Raises `ImplementationError` if the Callable parameter passed in does not meet
the requirements.

Note that calling `set_hash_function` will have no effect on any `Tree`s created
prior. However, it _will_ affect any calls to `Tree.verify` with proofs from
those `Tree`s. If you plan to use the library with a custom hash function, then
`set_hash_function` should be called during a setup routine.

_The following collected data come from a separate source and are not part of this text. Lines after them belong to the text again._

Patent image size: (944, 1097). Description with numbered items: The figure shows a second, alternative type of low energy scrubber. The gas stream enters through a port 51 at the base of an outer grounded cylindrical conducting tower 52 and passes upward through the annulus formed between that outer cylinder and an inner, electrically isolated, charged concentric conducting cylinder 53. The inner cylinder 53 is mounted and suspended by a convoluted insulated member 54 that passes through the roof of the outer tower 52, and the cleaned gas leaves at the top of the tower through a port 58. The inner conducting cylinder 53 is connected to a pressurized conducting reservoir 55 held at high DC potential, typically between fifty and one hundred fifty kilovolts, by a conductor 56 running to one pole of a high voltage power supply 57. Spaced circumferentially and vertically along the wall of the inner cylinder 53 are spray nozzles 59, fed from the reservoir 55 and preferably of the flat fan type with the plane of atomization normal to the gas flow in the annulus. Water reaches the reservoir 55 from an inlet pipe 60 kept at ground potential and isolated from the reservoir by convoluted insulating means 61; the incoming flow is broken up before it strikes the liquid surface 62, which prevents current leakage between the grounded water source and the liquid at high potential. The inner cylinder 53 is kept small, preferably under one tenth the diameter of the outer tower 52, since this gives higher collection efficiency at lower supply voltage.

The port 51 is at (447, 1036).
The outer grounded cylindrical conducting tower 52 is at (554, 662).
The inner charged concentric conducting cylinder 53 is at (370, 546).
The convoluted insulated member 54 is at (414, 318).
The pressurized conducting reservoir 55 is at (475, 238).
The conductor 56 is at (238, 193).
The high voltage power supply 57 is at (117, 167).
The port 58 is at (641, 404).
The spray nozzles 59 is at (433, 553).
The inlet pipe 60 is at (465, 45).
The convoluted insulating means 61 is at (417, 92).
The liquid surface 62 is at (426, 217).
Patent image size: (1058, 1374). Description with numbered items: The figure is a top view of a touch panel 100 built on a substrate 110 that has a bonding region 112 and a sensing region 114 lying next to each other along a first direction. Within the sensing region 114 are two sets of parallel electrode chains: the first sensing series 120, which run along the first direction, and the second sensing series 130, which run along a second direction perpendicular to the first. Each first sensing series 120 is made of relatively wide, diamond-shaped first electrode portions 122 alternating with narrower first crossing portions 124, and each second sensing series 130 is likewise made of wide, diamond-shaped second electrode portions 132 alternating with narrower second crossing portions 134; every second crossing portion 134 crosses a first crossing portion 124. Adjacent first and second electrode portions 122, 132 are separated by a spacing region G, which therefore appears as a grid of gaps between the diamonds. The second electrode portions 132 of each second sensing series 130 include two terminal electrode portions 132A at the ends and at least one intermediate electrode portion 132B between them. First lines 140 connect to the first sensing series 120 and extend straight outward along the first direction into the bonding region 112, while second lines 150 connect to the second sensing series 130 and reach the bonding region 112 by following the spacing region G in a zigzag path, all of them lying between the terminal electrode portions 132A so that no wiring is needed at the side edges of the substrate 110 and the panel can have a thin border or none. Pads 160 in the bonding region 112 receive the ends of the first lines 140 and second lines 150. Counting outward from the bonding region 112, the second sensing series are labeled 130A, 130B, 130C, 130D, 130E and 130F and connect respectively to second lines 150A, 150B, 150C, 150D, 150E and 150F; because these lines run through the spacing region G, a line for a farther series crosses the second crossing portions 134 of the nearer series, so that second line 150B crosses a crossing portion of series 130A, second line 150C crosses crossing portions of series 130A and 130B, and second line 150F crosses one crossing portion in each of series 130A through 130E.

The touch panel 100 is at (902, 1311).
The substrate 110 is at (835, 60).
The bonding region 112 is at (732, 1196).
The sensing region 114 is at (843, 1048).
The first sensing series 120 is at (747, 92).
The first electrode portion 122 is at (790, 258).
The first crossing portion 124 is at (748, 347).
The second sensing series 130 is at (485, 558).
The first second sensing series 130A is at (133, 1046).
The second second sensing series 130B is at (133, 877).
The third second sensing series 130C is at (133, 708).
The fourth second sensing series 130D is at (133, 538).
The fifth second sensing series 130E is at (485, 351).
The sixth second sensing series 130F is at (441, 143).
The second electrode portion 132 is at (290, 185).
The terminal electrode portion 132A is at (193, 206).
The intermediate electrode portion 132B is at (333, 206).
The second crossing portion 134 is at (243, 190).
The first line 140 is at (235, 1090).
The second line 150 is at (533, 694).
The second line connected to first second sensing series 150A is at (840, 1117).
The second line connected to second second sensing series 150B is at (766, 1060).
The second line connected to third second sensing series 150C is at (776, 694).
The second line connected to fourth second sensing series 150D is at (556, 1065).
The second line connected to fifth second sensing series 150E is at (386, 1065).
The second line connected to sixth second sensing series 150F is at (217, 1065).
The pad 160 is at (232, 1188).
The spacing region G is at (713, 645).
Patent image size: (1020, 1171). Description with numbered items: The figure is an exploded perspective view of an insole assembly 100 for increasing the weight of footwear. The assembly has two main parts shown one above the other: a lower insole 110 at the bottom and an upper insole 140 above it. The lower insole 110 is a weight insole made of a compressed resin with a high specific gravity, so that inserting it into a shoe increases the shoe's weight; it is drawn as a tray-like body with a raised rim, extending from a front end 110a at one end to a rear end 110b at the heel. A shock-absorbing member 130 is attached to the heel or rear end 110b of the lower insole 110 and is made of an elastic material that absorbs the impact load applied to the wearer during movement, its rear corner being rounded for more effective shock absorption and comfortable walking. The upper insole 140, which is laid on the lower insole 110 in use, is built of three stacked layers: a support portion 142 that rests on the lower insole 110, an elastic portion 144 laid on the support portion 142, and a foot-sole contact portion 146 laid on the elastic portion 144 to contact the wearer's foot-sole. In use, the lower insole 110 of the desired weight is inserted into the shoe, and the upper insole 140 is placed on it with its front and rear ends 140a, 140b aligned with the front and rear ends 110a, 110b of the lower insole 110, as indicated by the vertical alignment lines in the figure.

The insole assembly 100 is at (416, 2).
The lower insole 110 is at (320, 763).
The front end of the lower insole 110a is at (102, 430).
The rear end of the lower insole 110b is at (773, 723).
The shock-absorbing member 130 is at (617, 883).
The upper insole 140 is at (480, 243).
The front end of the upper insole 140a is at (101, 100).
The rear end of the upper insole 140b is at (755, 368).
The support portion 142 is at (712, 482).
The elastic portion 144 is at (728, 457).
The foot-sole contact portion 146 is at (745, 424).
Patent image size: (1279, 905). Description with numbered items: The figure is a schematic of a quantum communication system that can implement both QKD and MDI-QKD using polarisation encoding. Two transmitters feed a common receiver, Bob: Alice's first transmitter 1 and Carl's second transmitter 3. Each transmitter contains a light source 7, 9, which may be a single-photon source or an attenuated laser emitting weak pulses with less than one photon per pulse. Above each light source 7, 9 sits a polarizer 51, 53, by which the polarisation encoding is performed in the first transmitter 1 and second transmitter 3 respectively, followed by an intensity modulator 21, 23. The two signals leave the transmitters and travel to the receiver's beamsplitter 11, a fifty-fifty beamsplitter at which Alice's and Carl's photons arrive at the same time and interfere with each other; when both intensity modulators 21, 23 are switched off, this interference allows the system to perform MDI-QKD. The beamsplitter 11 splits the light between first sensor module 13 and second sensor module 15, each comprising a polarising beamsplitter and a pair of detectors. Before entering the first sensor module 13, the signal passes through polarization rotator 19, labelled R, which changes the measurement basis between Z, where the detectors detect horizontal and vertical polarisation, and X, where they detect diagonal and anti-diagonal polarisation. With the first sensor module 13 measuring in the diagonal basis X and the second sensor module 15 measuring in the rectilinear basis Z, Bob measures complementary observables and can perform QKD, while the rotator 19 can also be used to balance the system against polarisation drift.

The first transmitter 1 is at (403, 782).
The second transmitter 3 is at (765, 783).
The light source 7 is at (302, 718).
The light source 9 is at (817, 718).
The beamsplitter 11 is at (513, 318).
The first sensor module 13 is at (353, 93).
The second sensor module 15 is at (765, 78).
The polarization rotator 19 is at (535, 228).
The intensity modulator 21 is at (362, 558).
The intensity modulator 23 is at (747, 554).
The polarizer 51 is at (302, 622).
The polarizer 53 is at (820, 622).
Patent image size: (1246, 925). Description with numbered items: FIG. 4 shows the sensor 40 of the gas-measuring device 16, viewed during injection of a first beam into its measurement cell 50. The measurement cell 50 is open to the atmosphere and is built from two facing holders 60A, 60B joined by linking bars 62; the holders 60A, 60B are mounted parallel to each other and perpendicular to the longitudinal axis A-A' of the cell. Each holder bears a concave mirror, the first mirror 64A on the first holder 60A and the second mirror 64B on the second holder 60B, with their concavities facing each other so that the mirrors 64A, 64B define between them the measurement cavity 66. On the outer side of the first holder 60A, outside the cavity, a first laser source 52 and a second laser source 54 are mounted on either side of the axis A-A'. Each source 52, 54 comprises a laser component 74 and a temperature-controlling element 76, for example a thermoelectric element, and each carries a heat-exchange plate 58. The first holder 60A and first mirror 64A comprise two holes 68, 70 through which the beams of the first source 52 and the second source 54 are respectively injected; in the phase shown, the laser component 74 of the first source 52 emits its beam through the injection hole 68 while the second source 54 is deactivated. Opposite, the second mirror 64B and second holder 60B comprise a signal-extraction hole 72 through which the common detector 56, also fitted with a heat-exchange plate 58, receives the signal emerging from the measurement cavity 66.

If you want to handle multiple `Tree`s created with different hash algorithms,
then a context handler like the below might be useful:

```python
from hashlib import sha3_256
from merkleasy import set_hash_function, get_hash_function, Tree


class HashAlgoSwitch:
    """Context manager for switching out algorithms for Tree use."""
    def __init__(self, new_hash_function) -> None:
        self.original_hash_function = get_hash_function()
        set_hash_function(new_hash_function)
    def __enter__(self) -> None:
        return
    def __exit__(self, __exc_type, __exc_value, __traceback) -> None:
        set_hash_function(self.original_hash_function)


def alt_create_tree(leaves) -> Tree:
    with HashAlgoSwitch(lambda data: sha3_256(data).digest()):
        return Tree.from_leaves(leaves)


leaves = [b'one', b'two', b'three']
tree1 = Tree.from_leaves(leaves)
tree2 = alt_create_tree(leaves)
assert tree1 != tree2
```

# Security / Usage Note

Any application/library that uses this package should use a schema for leaves
that is anything except exactly 32 bytes. This prevents the second-preimage
attack whereby the application is tricked into thinking that an intermediate
node in the tree is a leaf. It is hard to envision a scenario in which this
could actually become a serious security issue, but it is worth keeping in mind
during application development.

So in addition to verifying an inclusion proof, verify that the data fits the
leaf schema. Preferably, leaf schema should not be bytes, and a serializer to
bytes from the schema should be used on the leaf before verifying the inclusion
proof.

# ISC License

Copyleft (c) 2023 k98kurz

Permission to use, copy, modify, and/or distribute this software
for any purpose with or without fee is hereby granted, provided
that the above copyleft notice and this permission notice appear in
all copies.

Exceptions: this permission is not granted to Alphabet/Google, Amazon,
Apple, Microsoft, Netflix, Meta/Facebook, Twitter, or Disney; nor is
permission granted to any company that contracts to supply weapons or
logistics to any national military; nor is permission granted to any
national government or governmental agency; nor is permission granted to
any employees, associates, or affiliates of these designated entities.

THE SOFTWARE IS PROVIDED "AS IS" AND THE AUTHOR DISCLAIMS ALL
WARRANTIES WITH REGARD TO THIS SOFTWARE INCLUDING ALL IMPLIED
WARRANTIES OF MERCHANTABILITY AND FITNESS. IN NO EVENT SHALL THE
AUTHOR BE LIABLE FOR ANY SPECIAL, DIRECT, INDIRECT, OR
CONSEQUENTIAL DAMAGES OR ANY DAMAGES WHATSOEVER RESULTING FROM LOSS
OF USE, DATA OR PROFITS, WHETHER IN AN ACTION OF CONTRACT,
NEGLIGENCE OR OTHER TORTIOUS ACTION, ARISING OUT OF OR IN
CONNECTION WITH THE USE OR PERFORMANCE OF THIS SOFTWARE.